Created 07-18-2016 01:52 PM
We are trying to connect an instance of NiFi which is living on an EC2 instance to an HBase database which is living on an EMR cluster. We are having issues figuring out how to point the HBase_1_1_2_ClientService to point to the HBase config file which lives on a different machine (The EMR Cluster)
Created 07-18-2016 10:09 PM
You could also modify the local /etc/hosts file on your ec2 instances so that the hostname "ip-10-40-197.ec2.internal" resolves to the proper external IP addresses for those zk nodes if they have them.

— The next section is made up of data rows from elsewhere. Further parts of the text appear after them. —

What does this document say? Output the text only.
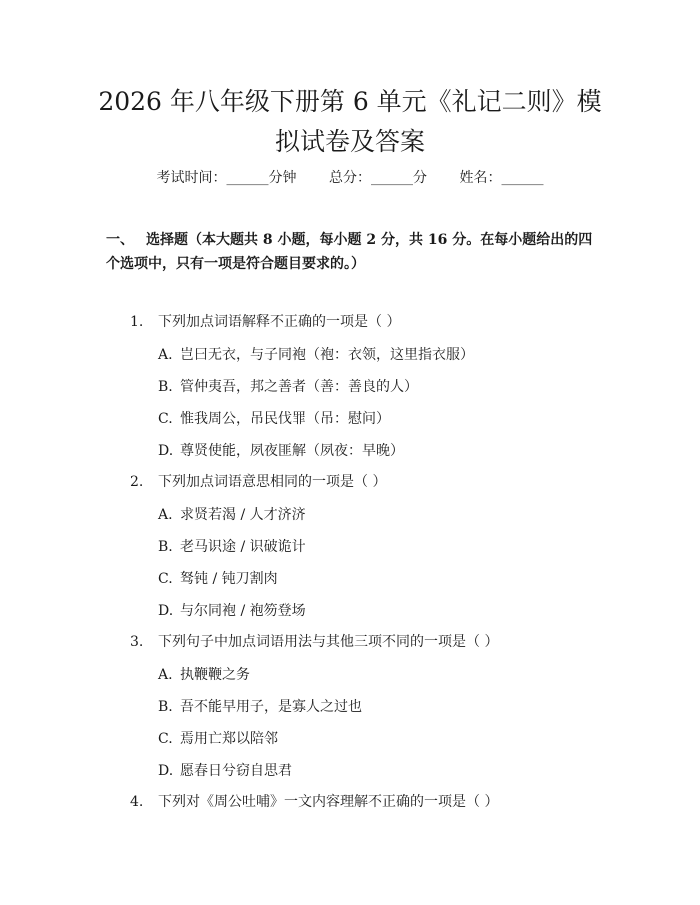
2026 年八年级下册第 6 单元《礼记二则》模拟试卷及答案
考试时间：______分钟 总分：______分 姓名：______
一、 选择题（本大题共 8 小题，每小题 2 分，共 16 分。在每小题给出的四个选项中，只有一项是符合题目要求的。）
1. 下列加点词语解释不正确的一项是（ ）
A. 岂曰无衣，与子同袍（袍：衣领，这里指衣服）
B. 管仲夷吾，邦之善者（善：善良的人）
C. 惟我周公，吊民伐罪（吊：慰问）
D. 尊贤使能，夙夜匪解（夙夜：早晚）
2. 下列加点词语意思相同的一项是（ ）
A. 求贤若渴 / 人才济济
B. 老马识途 / 识破诡计
C. 驽钝 / 钝刀割肉
D. 与尔同袍 / 袍笏登场
3. 下列句子中加点词语用法与其他三项不同的一项是（ ）
A. 执鞭鞭之务
B. 吾不能早用子，是寡人之过也
C. 焉用亡郑以陪邻
D. 愿春日兮窃自思君
4. 下列对《周公吐哺》一文内容理解不正确的一项是（ ）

Created 07-18-2016 02:10 PM
Usually if you have NiFi running on a node that is not part of the HDFS/HBase cluster, you copy the appropriate config files (hbase-site.xml and core-site.xml) to the NiFi node.
Created on 07-18-2016 02:30 PM - edited 08-19-2019 02:10 AM
I did try that, but I am still getting this error on the HBase_1_1_2_Client Service. It is also stuck in the Enabling status
Created 07-18-2016 03:39 PM
Are you sure that NiFi can reach all the services in EMR (HBase, ZK, etc)?
Also, can you look in nifi_home/logs/nifi-app.log and see if there is a full strack-trace that goes with that error. If so it would be helpful to see that, thanks.
Created 07-18-2016 04:00 PM
That's actually what I am starting to think the issue is. How would I make sure that NiFi can reach the EMR services?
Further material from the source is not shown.